For vice president Chris Groves it was exactly 21 days after calving heifers, while he was drafting some lambs, his life changed.
Q-fever’s incubation time is 21 days.
“You’ve got to b pretty sick when you’d rather just die,” he said of the chronic form of the disease that took him almost three years to fully recover from.
NSW Farmers newly elected president James Jackson contracted the acute form of the disease.
One morning he found he could hardly get out of bed.
Thinking he’d shake it off he jumped in the shower and collapsed.
He went into septic shock, fell across the drain hole and almost drowned in the shower.
What followed was a week in intensive care and a month’s recovery, during which time he was on such a powerful regime of antibiotics he lost some of his hearing.

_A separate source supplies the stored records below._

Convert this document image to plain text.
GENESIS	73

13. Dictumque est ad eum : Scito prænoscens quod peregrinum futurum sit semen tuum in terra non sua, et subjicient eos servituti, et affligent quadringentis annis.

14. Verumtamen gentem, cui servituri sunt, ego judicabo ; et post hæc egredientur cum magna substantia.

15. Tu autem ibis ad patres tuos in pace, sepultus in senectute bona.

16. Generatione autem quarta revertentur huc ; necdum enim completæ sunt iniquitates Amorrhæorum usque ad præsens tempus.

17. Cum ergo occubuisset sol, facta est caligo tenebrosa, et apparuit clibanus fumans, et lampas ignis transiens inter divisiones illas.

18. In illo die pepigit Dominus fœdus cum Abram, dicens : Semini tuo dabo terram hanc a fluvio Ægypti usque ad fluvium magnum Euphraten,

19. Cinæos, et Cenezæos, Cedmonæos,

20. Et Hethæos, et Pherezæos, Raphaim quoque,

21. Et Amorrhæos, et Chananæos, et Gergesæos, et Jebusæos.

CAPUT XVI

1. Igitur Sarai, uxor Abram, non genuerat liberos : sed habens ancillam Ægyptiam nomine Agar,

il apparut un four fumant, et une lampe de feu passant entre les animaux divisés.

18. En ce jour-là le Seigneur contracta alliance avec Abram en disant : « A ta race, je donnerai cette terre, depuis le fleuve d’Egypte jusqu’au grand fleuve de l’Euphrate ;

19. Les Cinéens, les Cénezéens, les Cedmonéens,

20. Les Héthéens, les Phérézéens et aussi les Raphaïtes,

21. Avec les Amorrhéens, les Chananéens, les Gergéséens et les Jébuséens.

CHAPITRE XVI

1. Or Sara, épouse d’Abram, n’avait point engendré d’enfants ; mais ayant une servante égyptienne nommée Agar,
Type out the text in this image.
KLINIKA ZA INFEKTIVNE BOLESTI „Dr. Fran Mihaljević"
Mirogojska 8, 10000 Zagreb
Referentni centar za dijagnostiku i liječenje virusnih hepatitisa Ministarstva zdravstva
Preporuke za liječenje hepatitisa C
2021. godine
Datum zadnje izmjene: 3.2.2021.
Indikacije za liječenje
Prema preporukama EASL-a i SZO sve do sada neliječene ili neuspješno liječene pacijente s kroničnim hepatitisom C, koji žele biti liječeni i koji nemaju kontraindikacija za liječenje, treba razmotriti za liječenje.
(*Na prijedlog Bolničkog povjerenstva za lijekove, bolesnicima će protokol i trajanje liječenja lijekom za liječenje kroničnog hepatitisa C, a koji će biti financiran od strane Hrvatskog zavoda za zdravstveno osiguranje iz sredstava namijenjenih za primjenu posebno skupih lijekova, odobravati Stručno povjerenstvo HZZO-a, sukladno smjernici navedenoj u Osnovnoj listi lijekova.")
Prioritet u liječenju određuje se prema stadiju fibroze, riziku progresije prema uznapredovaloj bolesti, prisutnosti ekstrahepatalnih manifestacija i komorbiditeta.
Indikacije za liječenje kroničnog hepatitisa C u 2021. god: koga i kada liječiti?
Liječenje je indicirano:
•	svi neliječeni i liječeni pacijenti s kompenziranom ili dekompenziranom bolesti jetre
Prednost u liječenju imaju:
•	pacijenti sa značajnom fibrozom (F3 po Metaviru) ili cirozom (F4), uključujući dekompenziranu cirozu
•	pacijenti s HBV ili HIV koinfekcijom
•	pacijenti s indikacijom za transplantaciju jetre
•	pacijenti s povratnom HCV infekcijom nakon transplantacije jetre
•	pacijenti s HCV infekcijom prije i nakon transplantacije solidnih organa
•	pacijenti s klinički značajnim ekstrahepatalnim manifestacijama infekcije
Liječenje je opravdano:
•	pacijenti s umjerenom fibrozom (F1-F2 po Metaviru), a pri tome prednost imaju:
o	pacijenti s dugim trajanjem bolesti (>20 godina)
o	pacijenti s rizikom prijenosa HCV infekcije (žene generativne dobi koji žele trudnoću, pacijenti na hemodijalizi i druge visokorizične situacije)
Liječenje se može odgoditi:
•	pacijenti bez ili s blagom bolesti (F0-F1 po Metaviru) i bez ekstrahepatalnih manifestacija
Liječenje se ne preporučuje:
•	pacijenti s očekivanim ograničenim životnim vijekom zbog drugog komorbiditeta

After about a month Mr Jackson had recovered, but Mr Groves was not so lucky, he suffered relapses of the debilitating disease for the next three years, recurring bouts of extreme tiredness.
Now the two men want a testing introduced across the state and the testing procedure made accessible through the national Pharmaceutical Benefits Scheme.
“The testing is very expensive,” said Mr Jackson “and it can’t be considered just an occupational disease any more, it’s too widespread”.
Mr Groves says it is a community health risk and must be treated as such.
Conventional wisdom once had it that really only farmers and abattoir workers were at high risk of contracting the disease.
But the two men with personal experience of the disease say that’s folly and that it’s most likely concentrated in the foetal material of most animals.
“We’ve even heard of greenkeepers on golf courses contracting it from kangaroo dung,” said Mr Groves.
Australia is the only country in the world with a vaccine for the disease, but the United States Department of Defence is working on one, because soldiers returning from duty in the Middle East have a high rate of contraction.
But the vaccine itself can be fatal if you have already contracted the disease.
Testing for the disease involves a simple blood test, followed by a scratch skin test.
The scratch test can be dicey, at times throwing a false negative, then undergoing vaccination can present significant health risks.
At the Australian National Field Days at Borenore the two men spotted a breast cancer screening bus that travels the countryside offering free tests for women.
“That’s what we want,” said Mr Jackson, “a screening bus that can travel to regional areas and make it convenient for people to undergo testing.
“At the moment we’re being treated like second class citizens.”